Arracher un piquet de grève

 

 

Cette expression surréaliste fait partie du texte que le regretté Raymond Devos écrivit à propos des évènements de mai 68.

 

Une situation inverse se produisit dans mon école.

Dans les années quatre-vingts, une énième série de mesures d’austérité suscita l’opposition du Front Syndical qui proposa un jour de grève générale.

 

L’entrée de l’école fut barrée par un piquet de grève, pacifique, composé de quelques postiers. Les rares élèves et professeurs se présentant rebroussèrent chemin.
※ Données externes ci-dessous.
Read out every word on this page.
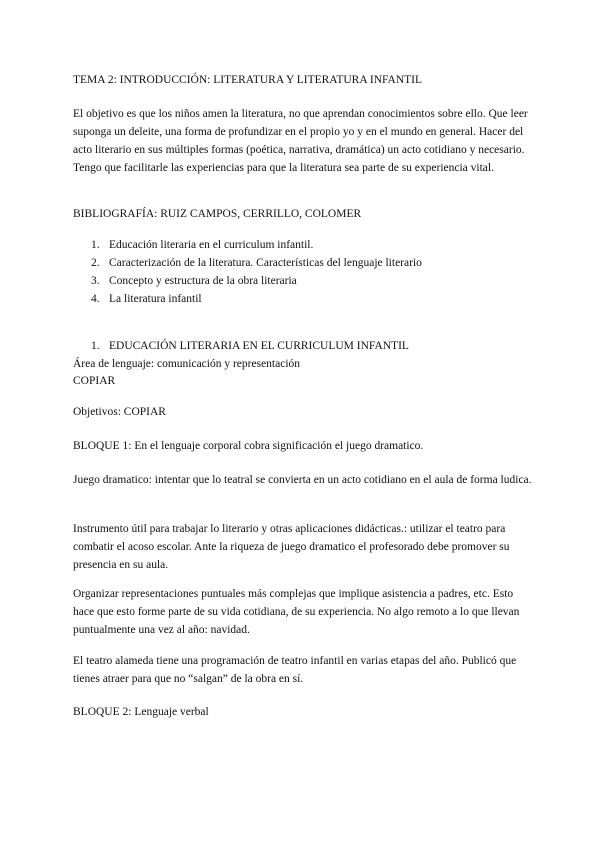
TEMA 2: INTRODUCCIÓN: LITERATURA Y LITERATURA INFANTIL
El objetivo es que los niños amen la literatura, no que aprendan conocimientos sobre ello. Que leer suponga un deleite, una forma de profundizar en el propio yo y en el mundo en general. Hacer del acto literario en sus múltiples formas (poética, narrativa, dramática) un acto cotidiano y necesario. Tengo que facilitarle las experiencias para que la literatura sea parte de su experiencia vital.
BIBLIOGRAFÍA: RUIZ CAMPOS, CERRILLO, COLOMER
1. Educación literaria en el curriculum infantil.
2. Caracterización de la literatura. Características del lenguaje literario
3. Concepto y estructura de la obra literaria
4. La literatura infantil
1. EDUCACIÓN LITERARIA EN EL CURRICULUM INFANTIL
Área de lenguaje: comunicación y representación
COPIAR
Objetivos: COPIAR
BLOQUE 1: En el lenguaje corporal cobra significación el juego dramatico.
Juego dramatico: intentar que lo teatral se convierta en un acto cotidiano en el aula de forma ludica.
Instrumento útil para trabajar lo literario y otras aplicaciones didácticas.: utilizar el teatro para combatir el acoso escolar. Ante la riqueza de juego dramatico el profesorado debe promover su presencia en su aula.
Organizar representaciones puntuales más complejas que implique asistencia a padres, etc. Esto hace que esto forme parte de su vida cotidiana, de su experiencia. No algo remoto a lo que llevan puntualmente una vez al año: navidad.
El teatro alameda tiene una programación de teatro infantil en varias etapas del año. Publicó que tienes atraer para que no “salgan” de la obra en sí.
BLOQUE 2: Lenguaje verbal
Hormis le personnel de direction, l’établissement était vide, deux des factionnaires y pénétrèrent poussés par la curiosité par le portail demeuré ouvert.

 

Il est vrai que le préau de la cour de récréation était le reste d’un joli cloître  tricentenaire visité par les touristes de passage et l’ensemble architectural remarquable.

 

De l’étage le proviseur les aperçut, dévala les escaliers et voulut les expulser.

 

Les visiteurs le prirent calmement sous leurs bras et le conduisirent dehors, puis, reprirent en riant leur faction.

 

A proximité était garée une camionnette de la gendarmerie dont l’équipage devait intervenir en cas de violence. Le proviseur s’adressa à la maréchaussée pour qu’elle fasse lever le piquet et lui permette de réintégrer son établissement.

 

En riant sous cape, les gendarmes lui dirent que leur mission était uniquement d’assurer le calme dans la rue et non de disperser le piquet.

 

Furieux, le proviseur était devenu gréviste malgré lui !

 

Le lendemain le récit des évènements suscita l’hilarité générale.